Witness: Larry Honomichl saw Weddell with a wooden club. He claims he heard Weddell exclaim, “Boy, did you see that, Mick? _I got him a good one.”
Witness: Mike Weston saw defendant swing at Caldwell with a “red funnel” and saw Weddell hit Caldwell on the left jaw with a wooden club. He claims he heard Weddell exclaim “Did you see that?”
Witness: Co-defendant Enos Weston claims he saw Weddell hit Caldwell on the left side of the head with a wooden club.
Witness: Defendant claims he only had a red plastic funnel but claims he saw Weddell strike Caldwell on the jaw with a wooden club.
Witness: Weddell claims he hit Caldwell on the upper body with his wooden club and then ran over to where another fight was happening across the street. Weddell claims that he saw defendant with a jack and, saw both defendant and Weston beating on Caldwell.

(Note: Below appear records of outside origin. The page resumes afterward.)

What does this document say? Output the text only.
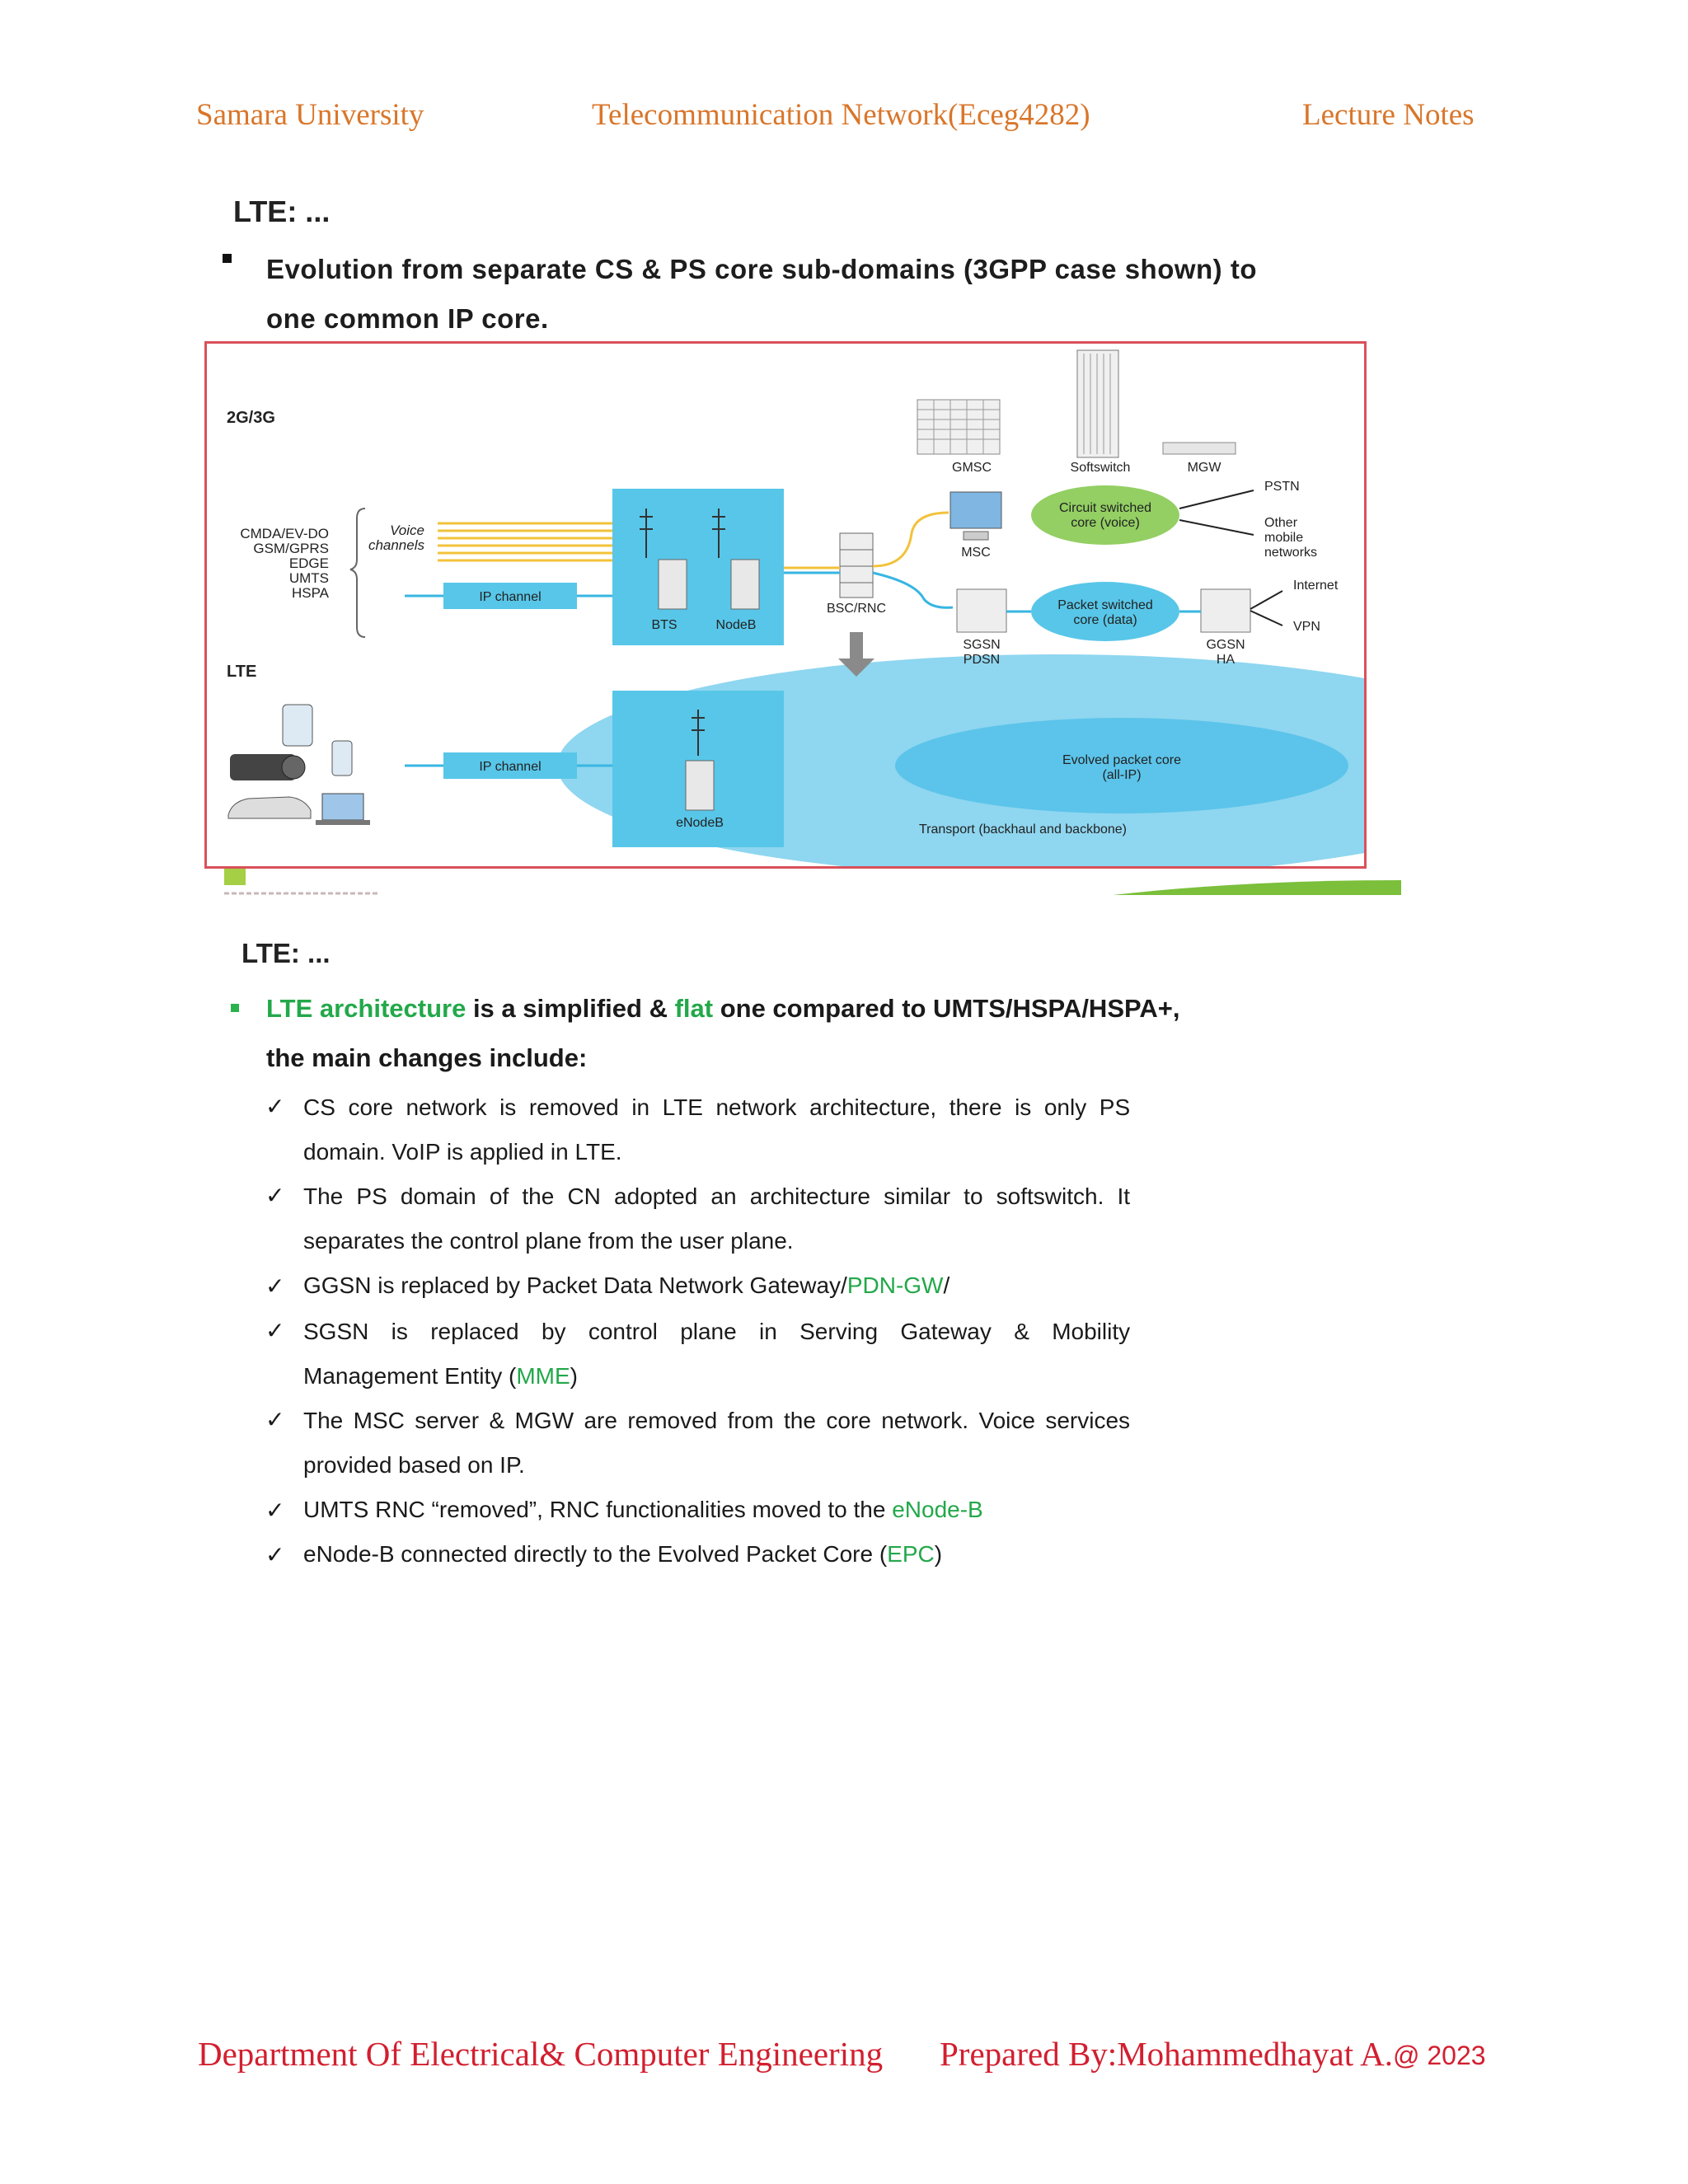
Samara University	Telecommunication Network(Eceg4282)	Lecture Notes
LTE: ...
Evolution from separate CS & PS core sub-domains (3GPP case shown) to
one common IP core.
2G/3G
LTE
CMDA/EV-DO
GSM/GPRS
EDGE
UMTS
HSPA
Voice
channels
IP channel
IP channel
BTS	NodeB
eNodeB
BSC/RNC
GMSC	Softswitch	MGW
MSC
Circuit switched
core (voice)
Packet switched
core (data)
SGSN
PDSN
GGSN
HA
PSTN
Other
mobile
networks
Internet
VPN
Evolved packet core
(all-IP)
Transport (backhaul and backbone)
LTE: ...
LTE architecture is a simplified & flat one compared to UMTS/HSPA/HSPA+,
the main changes include:
✓ CS core network is removed in LTE network architecture, there is only PS
domain. VoIP is applied in LTE.
✓ The PS domain of the CN adopted an architecture similar to softswitch. It
separates the control plane from the user plane.
✓ GGSN is replaced by Packet Data Network Gateway/PDN-GW/
✓ SGSN is replaced by control plane in Serving Gateway & Mobility
Management Entity (MME)
✓ The MSC server & MGW are removed from the core network. Voice services
provided based on IP.
✓ UMTS RNC “removed”, RNC functionalities moved to the eNode-B
✓ eNode-B connected directly to the Evolved Packet Core (EPC)
Department Of Electrical& Computer Engineering Prepared By:Mohammedhayat A. @ 2023
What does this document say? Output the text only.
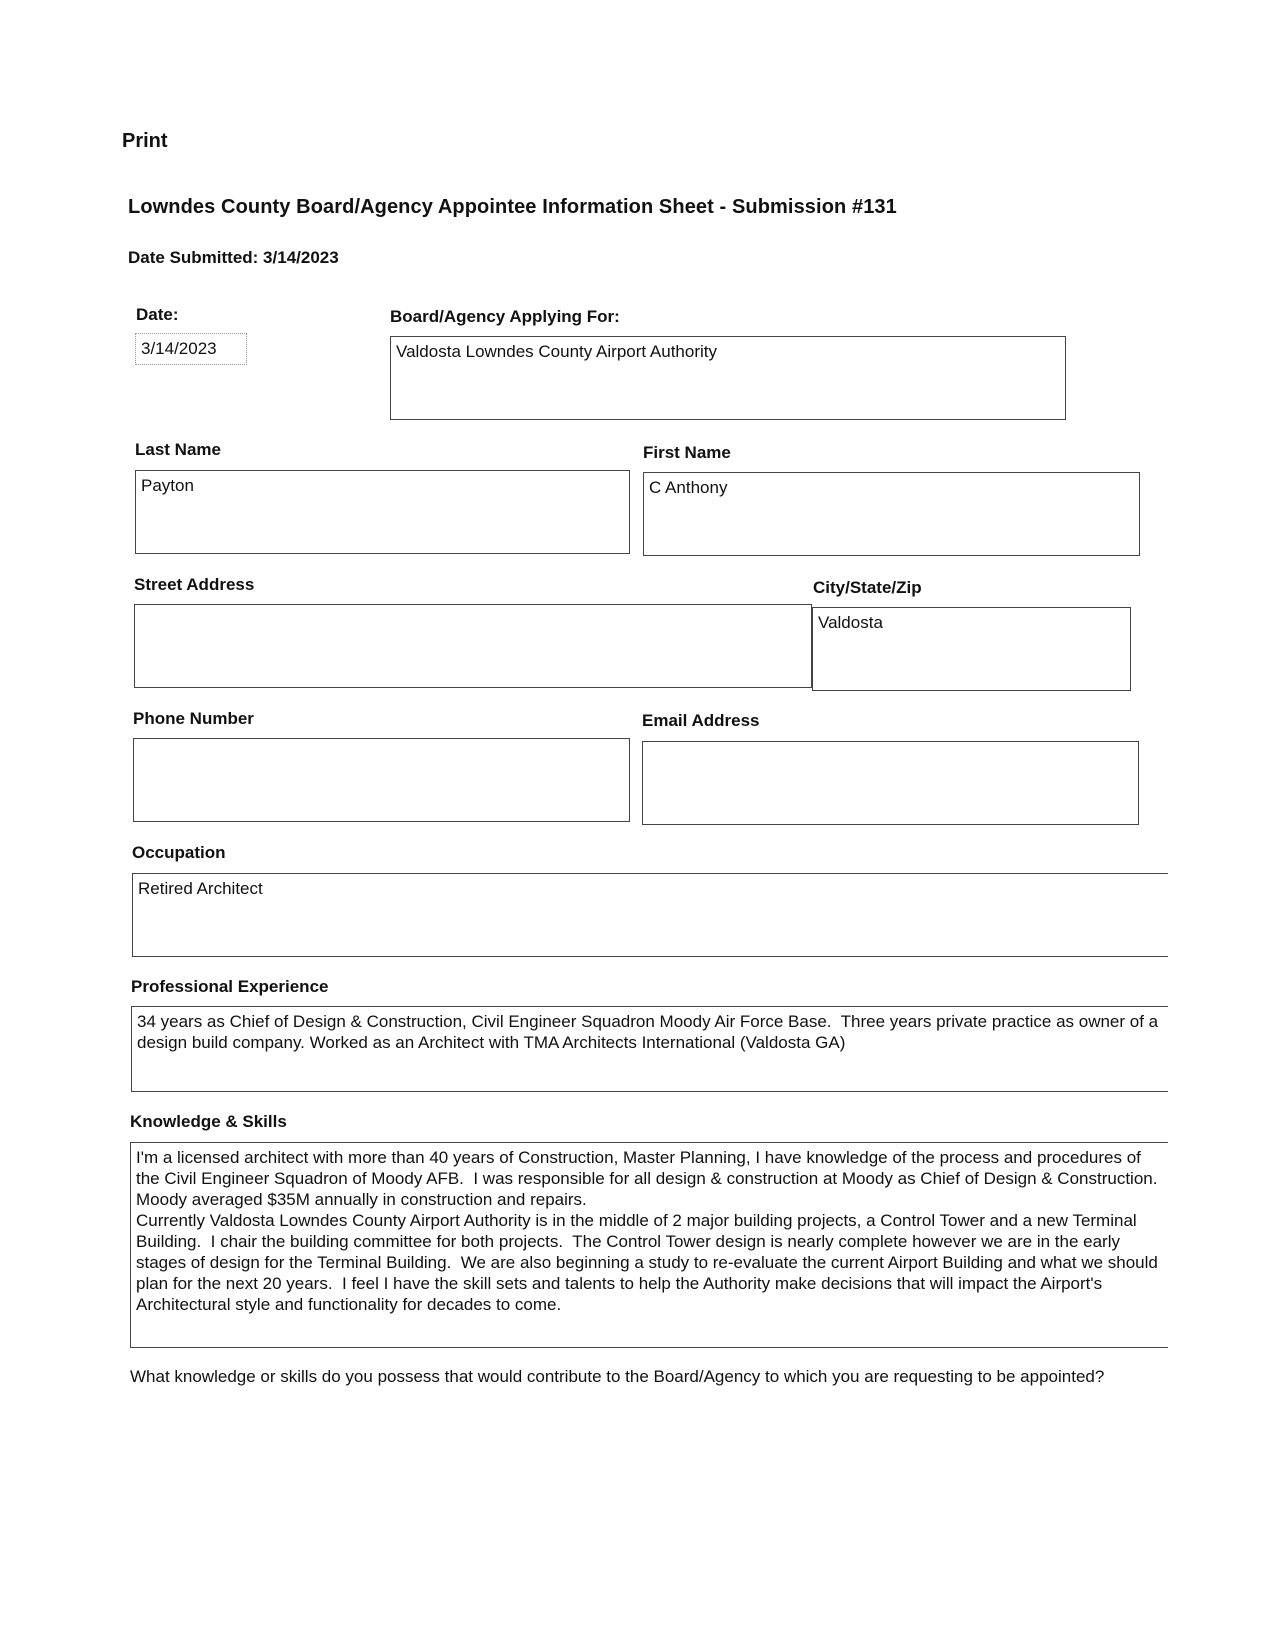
Print
Lowndes County Board/Agency Appointee Information Sheet - Submission #131
Date Submitted: 3/14/2023
Date:
3/14/2023
Board/Agency Applying For:
Valdosta Lowndes County Airport Authority
Last Name
Payton
First Name
C Anthony
Street Address	City/State/Zip
Valdosta
Phone Number	Email Address
Occupation
Retired Architect
Professional Experience
34 years as Chief of Design & Construction, Civil Engineer Squadron Moody Air Force Base.  Three years private practice as owner of a design build company. Worked as an Architect with TMA Architects International (Valdosta GA)
Knowledge & Skills
I'm a licensed architect with more than 40 years of Construction, Master Planning, I have knowledge of the process and procedures of the Civil Engineer Squadron of Moody AFB.  I was responsible for all design & construction at Moody as Chief of Design & Construction.  Moody averaged $35M annually in construction and repairs.
Currently Valdosta Lowndes County Airport Authority is in the middle of 2 major building projects, a Control Tower and a new Terminal Building.  I chair the building committee for both projects.  The Control Tower design is nearly complete however we are in the early stages of design for the Terminal Building.  We are also beginning a study to re-evaluate the current Airport Building and what we should plan for the next 20 years.  I feel I have the skill sets and talents to help the Authority make decisions that will impact the Airport's Architectural style and functionality for decades to come.
What knowledge or skills do you possess that would contribute to the Board/Agency to which you are requesting to be appointed?
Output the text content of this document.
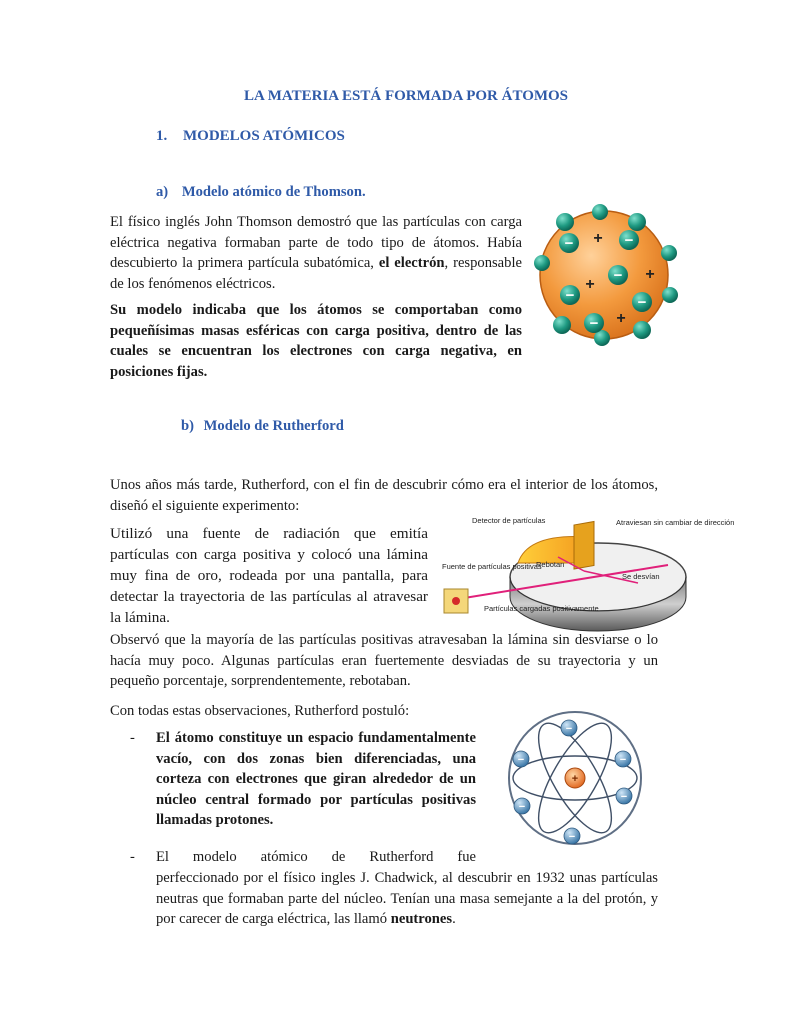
LA MATERIA ESTÁ FORMADA POR ÁTOMOS
1. MODELOS ATÓMICOS
a) Modelo atómico de Thomson.
El físico inglés John Thomson demostró que las partículas con carga eléctrica negativa formaban parte de todo tipo de átomos. Había descubierto la primera partícula subatómica, el electrón, responsable de los fenómenos eléctricos.
Su modelo indicaba que los átomos se comportaban como pequeñísimas masas esféricas con carga positiva, dentro de las cuales se encuentran los electrones con carga negativa, en posiciones fijas.
+
+
+
+
−	−
−
−
−
−
b) Modelo de Rutherford
Unos años más tarde, Rutherford, con el fin de descubrir cómo era el interior de los átomos, diseñó el siguiente experimento:
Utilizó una fuente de radiación que emitía partículas con carga positiva y colocó una lámina muy fina de oro, rodeada por una pantalla, para detectar la trayectoria de las partículas al atravesar la lámina.
Detector de partículas	Atraviesan sin cambiar de dirección
Fuente de partículas positivas
Rebotan
Se desvían
Partículas cargadas positivamente
Observó que la mayoría de las partículas positivas atravesaban la lámina sin desviarse o lo hacía muy poco. Algunas partículas eran fuertemente desviadas de su trayectoria y un pequeño porcentaje, sorprendentemente, rebotaban.
Con todas estas observaciones, Rutherford postuló:
- El átomo constituye un espacio fundamentalmente vacío, con dos zonas bien diferenciadas, una corteza con electrones que giran alrededor de un núcleo central formado por partículas positivas llamadas protones.
−
−
−
−
−
−
+
- El modelo atómico de Rutherford fue
perfeccionado por el físico ingles J. Chadwick, al descubrir en 1932 unas partículas neutras que formaban parte del núcleo. Tenían una masa semejante a la del protón, y por carecer de carga eléctrica, las llamó neutrones.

Defendant argues the evidence did not establish that defendant’s blows were the proximate cause of the victim’s death. At trial, Dr. Randall, a pathologist and the State’s expert witness, described the injuries the victim received and the probable cause of death. There was an area of bruising above the right ear with a hexagonal configuration that could have been made by the end of a tire iron. There was also one or possibly two separate areas of impact on the left side of the jaw area that Randall testified could have been caused by the jack. Randall stated that in his opinion the impact to the left jaw area was more severe than the impact to the right side of the head, which in and of itself was less likely to have been the sole cause of death. Nevertheless, Randall believed both blows may have contributed to the victim’s death because either blow to the head could have caused the damage to the brain stem area of the victim’s brain.
Randall could not conclude with medical certainty that one blow and not the other was a sole cause of death. In his opinion, the concussion that caused the brain’s regulation of heart beat and breathing to cease was the result of multiple blows to the head. This expert testimony therefore made it largely unnecessary to determine which defendant was responsible for the various wounds on Caldwell’s head. The jury weighed the evidence, which was sufficient to show both co-defendants were guilty.
MORGAN and MILLER, Justices, concur. SABERS, Justice, concurs in part and concurs in result in part. HENDERSON, Justice, dissents.